Natasha, Pierre & The Great Comet of 1812 comes to the Imperial Theatre after four years of productions off Broadway. Dave Malloy whittled about 70 pages of Tolstoy’s War and Peace, to come up with the score for the period musical.
Set in Moscow during the Napoleonic Wars, Natasha, Pierre & The Great Comet tells the story of the young Countess Natasha (Denée Benton) as she deals with the throes of high-society romance and the unhappily married Russian aristocrat Pierre (Josh Groban) as he grapples with a dark existential crisis.
The heavy plot combined with moving performances, and catchy, eclectic music is sure to bring every member of the audience to tears.
Something to Rave About: The Costumes
The Tony Award-winning designer Paloma Young designed the costumes. Those browsing through rental shops for theatrical costumes here in Denver can learn from the way Paloma handled the challenge of dressing an unusually large cast: she used period costumes to make it easier to identify every character.
The costumes are a combination of period, vintage, and modern.

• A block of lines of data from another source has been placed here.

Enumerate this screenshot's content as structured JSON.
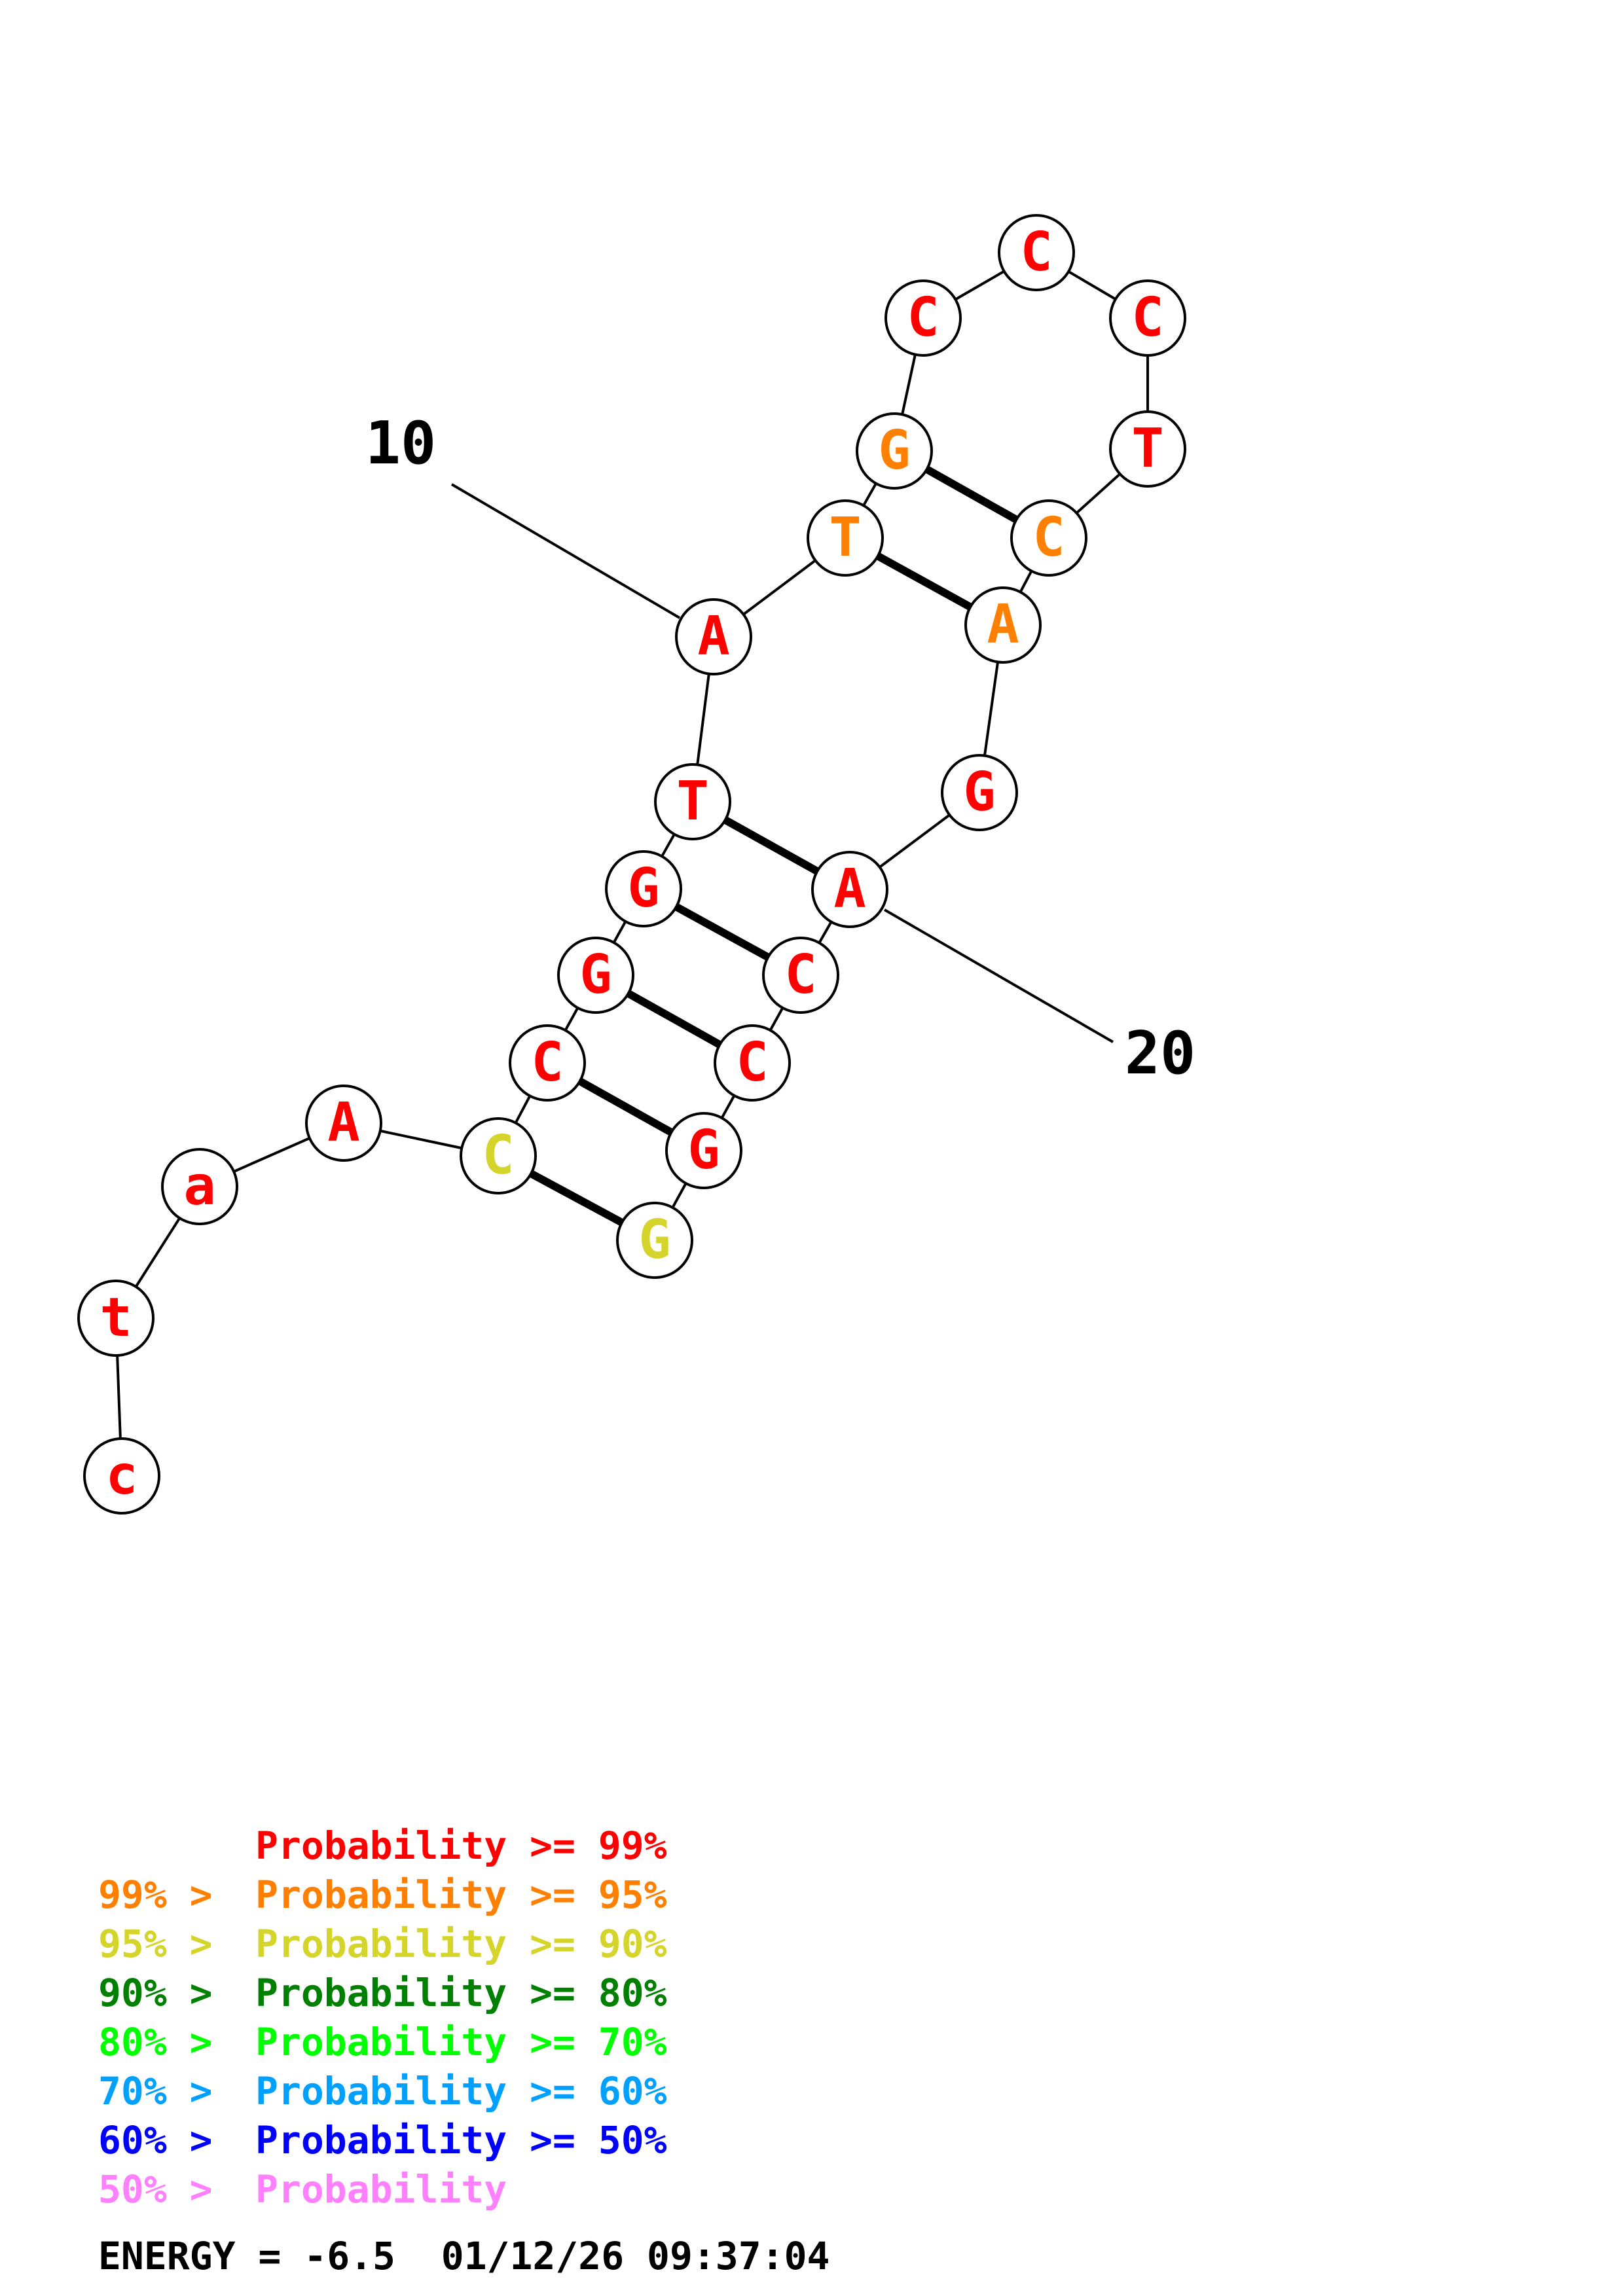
{
  "palette": {
    "p99": "#ff0000",
    "p95": "#ff8000",
    "p90": "#d4d42a",
    "p80": "#008000",
    "p70": "#00ff00",
    "p60": "#00a0ff",
    "p50": "#0000ff",
    "plow": "#ff80ff"
  },
  "nucleotides": [
    {
      "index": 1,
      "letter": "c",
      "prob": "p99"
    },
    {
      "index": 2,
      "letter": "t",
      "prob": "p99"
    },
    {
      "index": 3,
      "letter": "a",
      "prob": "p99"
    },
    {
      "index": 4,
      "letter": "A",
      "prob": "p99"
    },
    {
      "index": 5,
      "letter": "C",
      "prob": "p90"
    },
    {
      "index": 6,
      "letter": "C",
      "prob": "p99"
    },
    {
      "index": 7,
      "letter": "G",
      "prob": "p99"
    },
    {
      "index": 8,
      "letter": "G",
      "prob": "p99"
    },
    {
      "index": 9,
      "letter": "T",
      "prob": "p99"
    },
    {
      "index": 10,
      "letter": "A",
      "prob": "p99"
    },
    {
      "index": 11,
      "letter": "T",
      "prob": "p95"
    },
    {
      "index": 12,
      "letter": "G",
      "prob": "p95"
    },
    {
      "index": 13,
      "letter": "C",
      "prob": "p99"
    },
    {
      "index": 14,
      "letter": "C",
      "prob": "p99"
    },
    {
      "index": 15,
      "letter": "C",
      "prob": "p99"
    },
    {
      "index": 16,
      "letter": "T",
      "prob": "p99"
    },
    {
      "index": 17,
      "letter": "C",
      "prob": "p95"
    },
    {
      "index": 18,
      "letter": "A",
      "prob": "p95"
    },
    {
      "index": 19,
      "letter": "G",
      "prob": "p99"
    },
    {
      "index": 20,
      "letter": "A",
      "prob": "p99"
    },
    {
      "index": 21,
      "letter": "C",
      "prob": "p99"
    },
    {
      "index": 22,
      "letter": "C",
      "prob": "p99"
    },
    {
      "index": 23,
      "letter": "G",
      "prob": "p99"
    },
    {
      "index": 24,
      "letter": "G",
      "prob": "p90"
    }
  ],
  "pairs": [
    [
      5,
      24
    ],
    [
      6,
      23
    ],
    [
      7,
      22
    ],
    [
      8,
      21
    ],
    [
      9,
      20
    ],
    [
      11,
      18
    ],
    [
      12,
      17
    ]
  ],
  "tick_labels": [
    {
      "text": "10",
      "at": 10
    },
    {
      "text": "20",
      "at": 20
    }
  ],
  "legend": [
    {
      "prefix": "",
      "main": "Probability >= 99%",
      "prob": "p99"
    },
    {
      "prefix": "99% > ",
      "main": "Probability >= 95%",
      "prob": "p95"
    },
    {
      "prefix": "95% > ",
      "main": "Probability >= 90%",
      "prob": "p90"
    },
    {
      "prefix": "90% > ",
      "main": "Probability >= 80%",
      "prob": "p80"
    },
    {
      "prefix": "80% > ",
      "main": "Probability >= 70%",
      "prob": "p70"
    },
    {
      "prefix": "70% > ",
      "main": "Probability >= 60%",
      "prob": "p60"
    },
    {
      "prefix": "60% > ",
      "main": "Probability >= 50%",
      "prob": "p50"
    },
    {
      "prefix": "50% > ",
      "main": "Probability",
      "prob": "plow"
    }
  ],
  "energy": {
    "text": "ENERGY = -6.5  01/12/26 09:37:04"
  }
}
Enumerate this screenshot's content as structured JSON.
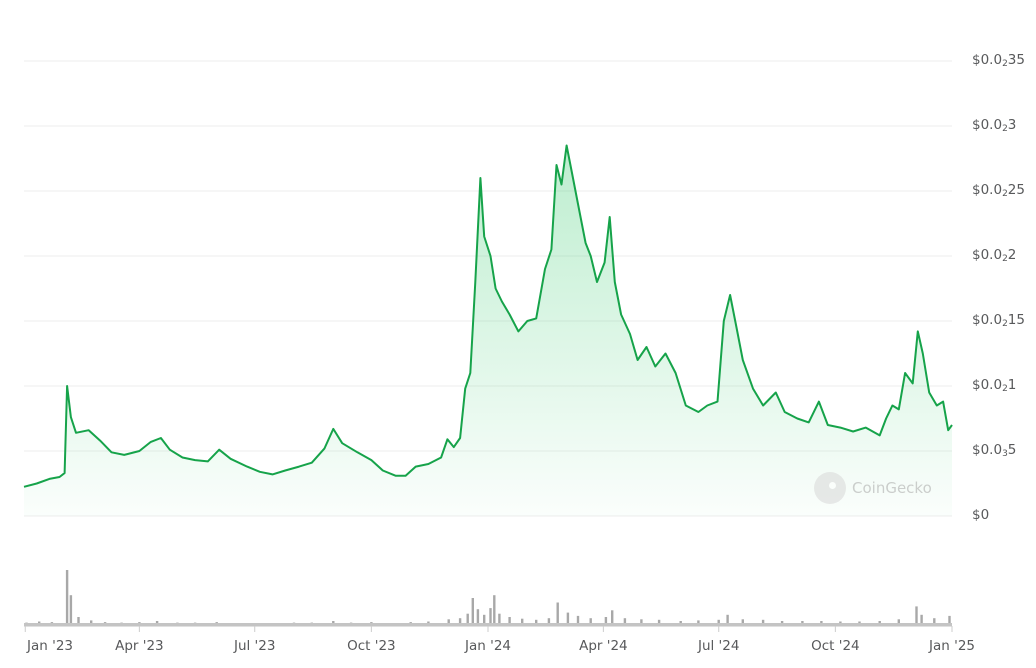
{
  "chart_data": {
    "type": "area",
    "title": "",
    "xlabel": "",
    "ylabel": "",
    "y_ticks": [
      {
        "value": 0,
        "pre": "$0",
        "sub": "",
        "post": ""
      },
      {
        "value": 5e-05,
        "pre": "$0.0",
        "sub": "3",
        "post": "5"
      },
      {
        "value": 0.0001,
        "pre": "$0.0",
        "sub": "2",
        "post": "1"
      },
      {
        "value": 0.00015,
        "pre": "$0.0",
        "sub": "2",
        "post": "15"
      },
      {
        "value": 0.0002,
        "pre": "$0.0",
        "sub": "2",
        "post": "2"
      },
      {
        "value": 0.00025,
        "pre": "$0.0",
        "sub": "2",
        "post": "25"
      },
      {
        "value": 0.0003,
        "pre": "$0.0",
        "sub": "2",
        "post": "3"
      },
      {
        "value": 0.00035,
        "pre": "$0.0",
        "sub": "2",
        "post": "35"
      }
    ],
    "ylim": [
      0,
      0.00035
    ],
    "x_ticks": [
      {
        "date": "2023-01-01",
        "label": "Jan '23"
      },
      {
        "date": "2023-04-01",
        "label": "Apr '23"
      },
      {
        "date": "2023-07-01",
        "label": "Jul '23"
      },
      {
        "date": "2023-10-01",
        "label": "Oct '23"
      },
      {
        "date": "2024-01-01",
        "label": "Jan '24"
      },
      {
        "date": "2024-04-01",
        "label": "Apr '24"
      },
      {
        "date": "2024-07-01",
        "label": "Jul '24"
      },
      {
        "date": "2024-10-01",
        "label": "Oct '24"
      },
      {
        "date": "2025-01-01",
        "label": "Jan '25"
      }
    ],
    "xlim": [
      "2022-12-31",
      "2025-01-01"
    ],
    "grid": true,
    "series": [
      {
        "color": "#16a34a",
        "points": [
          [
            "2022-12-31",
            2.25e-05
          ],
          [
            "2023-01-10",
            2.5e-05
          ],
          [
            "2023-01-20",
            2.85e-05
          ],
          [
            "2023-01-28",
            3e-05
          ],
          [
            "2023-02-01",
            3.3e-05
          ],
          [
            "2023-02-03",
            0.0001
          ],
          [
            "2023-02-06",
            7.6e-05
          ],
          [
            "2023-02-10",
            6.4e-05
          ],
          [
            "2023-02-20",
            6.6e-05
          ],
          [
            "2023-03-01",
            5.8e-05
          ],
          [
            "2023-03-10",
            4.9e-05
          ],
          [
            "2023-03-20",
            4.7e-05
          ],
          [
            "2023-04-01",
            5e-05
          ],
          [
            "2023-04-10",
            5.7e-05
          ],
          [
            "2023-04-18",
            6e-05
          ],
          [
            "2023-04-25",
            5.1e-05
          ],
          [
            "2023-05-05",
            4.5e-05
          ],
          [
            "2023-05-15",
            4.3e-05
          ],
          [
            "2023-05-25",
            4.2e-05
          ],
          [
            "2023-06-03",
            5.1e-05
          ],
          [
            "2023-06-12",
            4.4e-05
          ],
          [
            "2023-06-25",
            3.8e-05
          ],
          [
            "2023-07-05",
            3.4e-05
          ],
          [
            "2023-07-15",
            3.2e-05
          ],
          [
            "2023-07-25",
            3.5e-05
          ],
          [
            "2023-08-05",
            3.8e-05
          ],
          [
            "2023-08-15",
            4.1e-05
          ],
          [
            "2023-08-25",
            5.2e-05
          ],
          [
            "2023-09-01",
            6.7e-05
          ],
          [
            "2023-09-08",
            5.6e-05
          ],
          [
            "2023-09-20",
            4.9e-05
          ],
          [
            "2023-10-01",
            4.3e-05
          ],
          [
            "2023-10-10",
            3.5e-05
          ],
          [
            "2023-10-20",
            3.1e-05
          ],
          [
            "2023-10-28",
            3.1e-05
          ],
          [
            "2023-11-05",
            3.8e-05
          ],
          [
            "2023-11-15",
            4e-05
          ],
          [
            "2023-11-25",
            4.5e-05
          ],
          [
            "2023-11-30",
            5.9e-05
          ],
          [
            "2023-12-05",
            5.3e-05
          ],
          [
            "2023-12-10",
            6e-05
          ],
          [
            "2023-12-14",
            9.8e-05
          ],
          [
            "2023-12-18",
            0.00011
          ],
          [
            "2023-12-22",
            0.00018
          ],
          [
            "2023-12-26",
            0.00026
          ],
          [
            "2023-12-29",
            0.000215
          ],
          [
            "2024-01-03",
            0.0002
          ],
          [
            "2024-01-07",
            0.000175
          ],
          [
            "2024-01-12",
            0.000165
          ],
          [
            "2024-01-18",
            0.000155
          ],
          [
            "2024-01-25",
            0.000142
          ],
          [
            "2024-02-01",
            0.00015
          ],
          [
            "2024-02-08",
            0.000152
          ],
          [
            "2024-02-15",
            0.00019
          ],
          [
            "2024-02-20",
            0.000205
          ],
          [
            "2024-02-24",
            0.00027
          ],
          [
            "2024-02-28",
            0.000255
          ],
          [
            "2024-03-03",
            0.000285
          ],
          [
            "2024-03-07",
            0.000265
          ],
          [
            "2024-03-12",
            0.00024
          ],
          [
            "2024-03-18",
            0.00021
          ],
          [
            "2024-03-22",
            0.0002
          ],
          [
            "2024-03-27",
            0.00018
          ],
          [
            "2024-04-02",
            0.000195
          ],
          [
            "2024-04-06",
            0.00023
          ],
          [
            "2024-04-10",
            0.00018
          ],
          [
            "2024-04-15",
            0.000155
          ],
          [
            "2024-04-22",
            0.00014
          ],
          [
            "2024-04-28",
            0.00012
          ],
          [
            "2024-05-05",
            0.00013
          ],
          [
            "2024-05-12",
            0.000115
          ],
          [
            "2024-05-20",
            0.000125
          ],
          [
            "2024-05-28",
            0.00011
          ],
          [
            "2024-06-05",
            8.5e-05
          ],
          [
            "2024-06-15",
            8e-05
          ],
          [
            "2024-06-22",
            8.5e-05
          ],
          [
            "2024-06-30",
            8.8e-05
          ],
          [
            "2024-07-05",
            0.00015
          ],
          [
            "2024-07-10",
            0.00017
          ],
          [
            "2024-07-15",
            0.000145
          ],
          [
            "2024-07-20",
            0.00012
          ],
          [
            "2024-07-28",
            9.8e-05
          ],
          [
            "2024-08-05",
            8.5e-05
          ],
          [
            "2024-08-15",
            9.5e-05
          ],
          [
            "2024-08-22",
            8e-05
          ],
          [
            "2024-09-01",
            7.5e-05
          ],
          [
            "2024-09-10",
            7.2e-05
          ],
          [
            "2024-09-18",
            8.8e-05
          ],
          [
            "2024-09-25",
            7e-05
          ],
          [
            "2024-10-05",
            6.8e-05
          ],
          [
            "2024-10-15",
            6.5e-05
          ],
          [
            "2024-10-25",
            6.8e-05
          ],
          [
            "2024-11-05",
            6.2e-05
          ],
          [
            "2024-11-10",
            7.5e-05
          ],
          [
            "2024-11-15",
            8.5e-05
          ],
          [
            "2024-11-20",
            8.2e-05
          ],
          [
            "2024-11-25",
            0.00011
          ],
          [
            "2024-12-01",
            0.000102
          ],
          [
            "2024-12-05",
            0.000142
          ],
          [
            "2024-12-09",
            0.000125
          ],
          [
            "2024-12-14",
            9.5e-05
          ],
          [
            "2024-12-20",
            8.5e-05
          ],
          [
            "2024-12-25",
            8.8e-05
          ],
          [
            "2024-12-29",
            6.6e-05
          ],
          [
            "2025-01-01",
            7e-05
          ]
        ]
      }
    ],
    "volume_bars": [
      [
        "2023-01-02",
        0.06
      ],
      [
        "2023-01-12",
        0.08
      ],
      [
        "2023-01-22",
        0.07
      ],
      [
        "2023-02-03",
        1.0
      ],
      [
        "2023-02-06",
        0.55
      ],
      [
        "2023-02-12",
        0.16
      ],
      [
        "2023-02-22",
        0.1
      ],
      [
        "2023-03-05",
        0.07
      ],
      [
        "2023-03-18",
        0.06
      ],
      [
        "2023-04-01",
        0.07
      ],
      [
        "2023-04-15",
        0.09
      ],
      [
        "2023-05-01",
        0.06
      ],
      [
        "2023-05-15",
        0.06
      ],
      [
        "2023-06-01",
        0.07
      ],
      [
        "2023-06-15",
        0.05
      ],
      [
        "2023-07-01",
        0.05
      ],
      [
        "2023-07-15",
        0.05
      ],
      [
        "2023-08-01",
        0.06
      ],
      [
        "2023-08-15",
        0.06
      ],
      [
        "2023-09-01",
        0.09
      ],
      [
        "2023-09-15",
        0.06
      ],
      [
        "2023-10-01",
        0.07
      ],
      [
        "2023-10-15",
        0.05
      ],
      [
        "2023-11-01",
        0.07
      ],
      [
        "2023-11-15",
        0.08
      ],
      [
        "2023-12-01",
        0.12
      ],
      [
        "2023-12-10",
        0.14
      ],
      [
        "2023-12-16",
        0.22
      ],
      [
        "2023-12-20",
        0.5
      ],
      [
        "2023-12-24",
        0.3
      ],
      [
        "2023-12-29",
        0.2
      ],
      [
        "2024-01-03",
        0.32
      ],
      [
        "2024-01-06",
        0.55
      ],
      [
        "2024-01-10",
        0.22
      ],
      [
        "2024-01-18",
        0.16
      ],
      [
        "2024-01-28",
        0.13
      ],
      [
        "2024-02-08",
        0.11
      ],
      [
        "2024-02-18",
        0.14
      ],
      [
        "2024-02-25",
        0.42
      ],
      [
        "2024-03-04",
        0.24
      ],
      [
        "2024-03-12",
        0.18
      ],
      [
        "2024-03-22",
        0.14
      ],
      [
        "2024-04-03",
        0.16
      ],
      [
        "2024-04-08",
        0.28
      ],
      [
        "2024-04-18",
        0.14
      ],
      [
        "2024-05-01",
        0.12
      ],
      [
        "2024-05-15",
        0.11
      ],
      [
        "2024-06-01",
        0.09
      ],
      [
        "2024-06-15",
        0.1
      ],
      [
        "2024-07-01",
        0.11
      ],
      [
        "2024-07-08",
        0.2
      ],
      [
        "2024-07-20",
        0.12
      ],
      [
        "2024-08-05",
        0.11
      ],
      [
        "2024-08-20",
        0.09
      ],
      [
        "2024-09-05",
        0.09
      ],
      [
        "2024-09-20",
        0.09
      ],
      [
        "2024-10-05",
        0.08
      ],
      [
        "2024-10-20",
        0.08
      ],
      [
        "2024-11-05",
        0.09
      ],
      [
        "2024-11-20",
        0.12
      ],
      [
        "2024-12-04",
        0.35
      ],
      [
        "2024-12-08",
        0.2
      ],
      [
        "2024-12-18",
        0.14
      ],
      [
        "2024-12-30",
        0.18
      ]
    ]
  },
  "watermark": {
    "text": "CoinGecko",
    "icon": "gecko-logo-icon"
  }
}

The inspiration was mostly 1812, a little 1965, and a bit of 2016.
Paloma dressed the women, especially the lead roles, in rich silks. She also embellished the dresses with plenty of beading. Furthermore, she took inspiration for the costumes of the secondary and tertiary characters from a mix of 80s and 90s punk rock styles. In a rave scene in Act I, for instance, a chorus member caught the crowd’s attention by wearing a neon green bikini with a leather harness.
Other Production Details to Look Out For
The set design is just as decadent. The stage designer, Mimi Lien, created a lavish feel by dressing the entire house in crimson velvet and hanging 19th-century-style paintings. To make the set feel like a cabaret or super club, she removed some orchestra seats and replaced those with cocktail tables. No matter where you sit, you will likely be inches away from the actors, creating a 360-degree, immersive experience.
Broadway has seen its share of some of the most richly-designed productions. With its attention to set design and costume detail, it is not surprising to see Natasha, Pierre & The Great Comet of 1812 make that list in the future.